When Samantha learned she was pregnant, she hoped for a healthy delivery, a happy baby, and a smooth return to work.

Life did not go according to plan. Samantha had a C-section, and the wound got infected. She took eight weeks of leave from work, much of it unpaid. Samantha went into debt, deferred student loans, and dipped into savings. She was in pain when she returned to work, barely able to walk. Her employer then laid her off, saying they wanted someone who could work late shifts with little notice.

This week a bill will be introduced in the US Congress to establish a national paid family leave insurance program.
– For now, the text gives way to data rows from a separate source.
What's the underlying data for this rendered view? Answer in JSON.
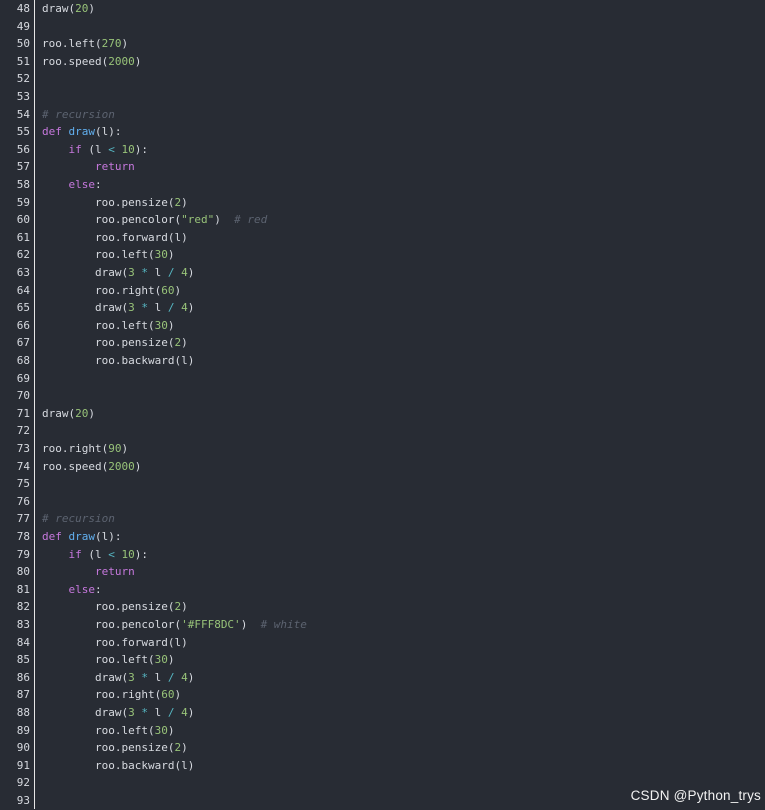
{
  "colors": {
    "background": "#282c34",
    "text": "#d7dae0",
    "keyword": "#c678dd",
    "function": "#61afef",
    "number": "#98c379",
    "operator": "#56b6c2",
    "comment": "#5c6370"
  },
  "watermark": "CSDN @Python_trys",
  "lines": [
    {
      "n": "48",
      "tokens": [
        [
          "draw",
          "t"
        ],
        [
          "(",
          "t"
        ],
        [
          "20",
          "num"
        ],
        [
          ")",
          "t"
        ]
      ]
    },
    {
      "n": "49",
      "tokens": []
    },
    {
      "n": "50",
      "tokens": [
        [
          "roo.left(",
          "t"
        ],
        [
          "270",
          "num"
        ],
        [
          ")",
          "t"
        ]
      ]
    },
    {
      "n": "51",
      "tokens": [
        [
          "roo.speed(",
          "t"
        ],
        [
          "2000",
          "num"
        ],
        [
          ")",
          "t"
        ]
      ]
    },
    {
      "n": "52",
      "tokens": []
    },
    {
      "n": "53",
      "tokens": []
    },
    {
      "n": "54",
      "tokens": [
        [
          "# recursion",
          "cm"
        ]
      ]
    },
    {
      "n": "55",
      "tokens": [
        [
          "def ",
          "kw"
        ],
        [
          "draw",
          "fn"
        ],
        [
          "(l):",
          "t"
        ]
      ]
    },
    {
      "n": "56",
      "tokens": [
        [
          "    ",
          "t"
        ],
        [
          "if ",
          "kw"
        ],
        [
          "(l ",
          "t"
        ],
        [
          "<",
          "op"
        ],
        [
          " ",
          "t"
        ],
        [
          "10",
          "num"
        ],
        [
          "):",
          "t"
        ]
      ]
    },
    {
      "n": "57",
      "tokens": [
        [
          "        ",
          "t"
        ],
        [
          "return",
          "kw"
        ]
      ]
    },
    {
      "n": "58",
      "tokens": [
        [
          "    ",
          "t"
        ],
        [
          "else",
          "kw"
        ],
        [
          ":",
          "t"
        ]
      ]
    },
    {
      "n": "59",
      "tokens": [
        [
          "        roo.pensize(",
          "t"
        ],
        [
          "2",
          "num"
        ],
        [
          ")",
          "t"
        ]
      ]
    },
    {
      "n": "60",
      "tokens": [
        [
          "        roo.pencolor(",
          "t"
        ],
        [
          "\"red\"",
          "str"
        ],
        [
          ")  ",
          "t"
        ],
        [
          "# red",
          "cm"
        ]
      ]
    },
    {
      "n": "61",
      "tokens": [
        [
          "        roo.forward(l)",
          "t"
        ]
      ]
    },
    {
      "n": "62",
      "tokens": [
        [
          "        roo.left(",
          "t"
        ],
        [
          "30",
          "num"
        ],
        [
          ")",
          "t"
        ]
      ]
    },
    {
      "n": "63",
      "tokens": [
        [
          "        draw(",
          "t"
        ],
        [
          "3",
          "num"
        ],
        [
          " ",
          "t"
        ],
        [
          "*",
          "op"
        ],
        [
          " l ",
          "t"
        ],
        [
          "/",
          "op"
        ],
        [
          " ",
          "t"
        ],
        [
          "4",
          "num"
        ],
        [
          ")",
          "t"
        ]
      ]
    },
    {
      "n": "64",
      "tokens": [
        [
          "        roo.right(",
          "t"
        ],
        [
          "60",
          "num"
        ],
        [
          ")",
          "t"
        ]
      ]
    },
    {
      "n": "65",
      "tokens": [
        [
          "        draw(",
          "t"
        ],
        [
          "3",
          "num"
        ],
        [
          " ",
          "t"
        ],
        [
          "*",
          "op"
        ],
        [
          " l ",
          "t"
        ],
        [
          "/",
          "op"
        ],
        [
          " ",
          "t"
        ],
        [
          "4",
          "num"
        ],
        [
          ")",
          "t"
        ]
      ]
    },
    {
      "n": "66",
      "tokens": [
        [
          "        roo.left(",
          "t"
        ],
        [
          "30",
          "num"
        ],
        [
          ")",
          "t"
        ]
      ]
    },
    {
      "n": "67",
      "tokens": [
        [
          "        roo.pensize(",
          "t"
        ],
        [
          "2",
          "num"
        ],
        [
          ")",
          "t"
        ]
      ]
    },
    {
      "n": "68",
      "tokens": [
        [
          "        roo.backward(l)",
          "t"
        ]
      ]
    },
    {
      "n": "69",
      "tokens": []
    },
    {
      "n": "70",
      "tokens": []
    },
    {
      "n": "71",
      "tokens": [
        [
          "draw(",
          "t"
        ],
        [
          "20",
          "num"
        ],
        [
          ")",
          "t"
        ]
      ]
    },
    {
      "n": "72",
      "tokens": []
    },
    {
      "n": "73",
      "tokens": [
        [
          "roo.right(",
          "t"
        ],
        [
          "90",
          "num"
        ],
        [
          ")",
          "t"
        ]
      ]
    },
    {
      "n": "74",
      "tokens": [
        [
          "roo.speed(",
          "t"
        ],
        [
          "2000",
          "num"
        ],
        [
          ")",
          "t"
        ]
      ]
    },
    {
      "n": "75",
      "tokens": []
    },
    {
      "n": "76",
      "tokens": []
    },
    {
      "n": "77",
      "tokens": [
        [
          "# recursion",
          "cm"
        ]
      ]
    },
    {
      "n": "78",
      "tokens": [
        [
          "def ",
          "kw"
        ],
        [
          "draw",
          "fn"
        ],
        [
          "(l):",
          "t"
        ]
      ]
    },
    {
      "n": "79",
      "tokens": [
        [
          "    ",
          "t"
        ],
        [
          "if ",
          "kw"
        ],
        [
          "(l ",
          "t"
        ],
        [
          "<",
          "op"
        ],
        [
          " ",
          "t"
        ],
        [
          "10",
          "num"
        ],
        [
          "):",
          "t"
        ]
      ]
    },
    {
      "n": "80",
      "tokens": [
        [
          "        ",
          "t"
        ],
        [
          "return",
          "kw"
        ]
      ]
    },
    {
      "n": "81",
      "tokens": [
        [
          "    ",
          "t"
        ],
        [
          "else",
          "kw"
        ],
        [
          ":",
          "t"
        ]
      ]
    },
    {
      "n": "82",
      "tokens": [
        [
          "        roo.pensize(",
          "t"
        ],
        [
          "2",
          "num"
        ],
        [
          ")",
          "t"
        ]
      ]
    },
    {
      "n": "83",
      "tokens": [
        [
          "        roo.pencolor(",
          "t"
        ],
        [
          "'#FFF8DC'",
          "str"
        ],
        [
          ")  ",
          "t"
        ],
        [
          "# white",
          "cm"
        ]
      ]
    },
    {
      "n": "84",
      "tokens": [
        [
          "        roo.forward(l)",
          "t"
        ]
      ]
    },
    {
      "n": "85",
      "tokens": [
        [
          "        roo.left(",
          "t"
        ],
        [
          "30",
          "num"
        ],
        [
          ")",
          "t"
        ]
      ]
    },
    {
      "n": "86",
      "tokens": [
        [
          "        draw(",
          "t"
        ],
        [
          "3",
          "num"
        ],
        [
          " ",
          "t"
        ],
        [
          "*",
          "op"
        ],
        [
          " l ",
          "t"
        ],
        [
          "/",
          "op"
        ],
        [
          " ",
          "t"
        ],
        [
          "4",
          "num"
        ],
        [
          ")",
          "t"
        ]
      ]
    },
    {
      "n": "87",
      "tokens": [
        [
          "        roo.right(",
          "t"
        ],
        [
          "60",
          "num"
        ],
        [
          ")",
          "t"
        ]
      ]
    },
    {
      "n": "88",
      "tokens": [
        [
          "        draw(",
          "t"
        ],
        [
          "3",
          "num"
        ],
        [
          " ",
          "t"
        ],
        [
          "*",
          "op"
        ],
        [
          " l ",
          "t"
        ],
        [
          "/",
          "op"
        ],
        [
          " ",
          "t"
        ],
        [
          "4",
          "num"
        ],
        [
          ")",
          "t"
        ]
      ]
    },
    {
      "n": "89",
      "tokens": [
        [
          "        roo.left(",
          "t"
        ],
        [
          "30",
          "num"
        ],
        [
          ")",
          "t"
        ]
      ]
    },
    {
      "n": "90",
      "tokens": [
        [
          "        roo.pensize(",
          "t"
        ],
        [
          "2",
          "num"
        ],
        [
          ")",
          "t"
        ]
      ]
    },
    {
      "n": "91",
      "tokens": [
        [
          "        roo.backward(l)",
          "t"
        ]
      ]
    },
    {
      "n": "92",
      "tokens": []
    },
    {
      "n": "93",
      "tokens": []
    }
  ]
}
The bill, known as the FAMILY Act, would help workers manage their own health crises or care for new babies or seriously ill family members – without going broke. Current federal law only guarantees unpaid family leave. Just 12 percent of US workers have paid family leave through employers.

The FAMILY Act would create a fund financed through small worker and employer contributions (0.2 percent of a worker’s wages, or less than $1.50 per week for the average worker). Workers taking leave could get 66 percent of wages for up to 12 weeks.

I interviewed US parents about family leave for a 2011 report. Parents who had little or no paid leave after childbirth or adoption said they delayed immunizations and health visits for babies, experienced postpartum depression and other health problems, and stopped breastfeeding early. Many went into debt, and some resorted to welfare and bankruptcy.

California and New Jersey have paid family leave programs, and Rhode Island will join their ranks in 2014. The state programs have shown good results. In a 2011 survey on the California program, most employers reported that the program had a positive effect or no noticeable effect on productivity, profitability, turnover, and employee morale. In other countries, such programs are associated with economic growth.

The FAMILY Act will help keep workers like Samantha healthy and employed, bolster business productivity, and spur economic growth. Congress should pass it without delay.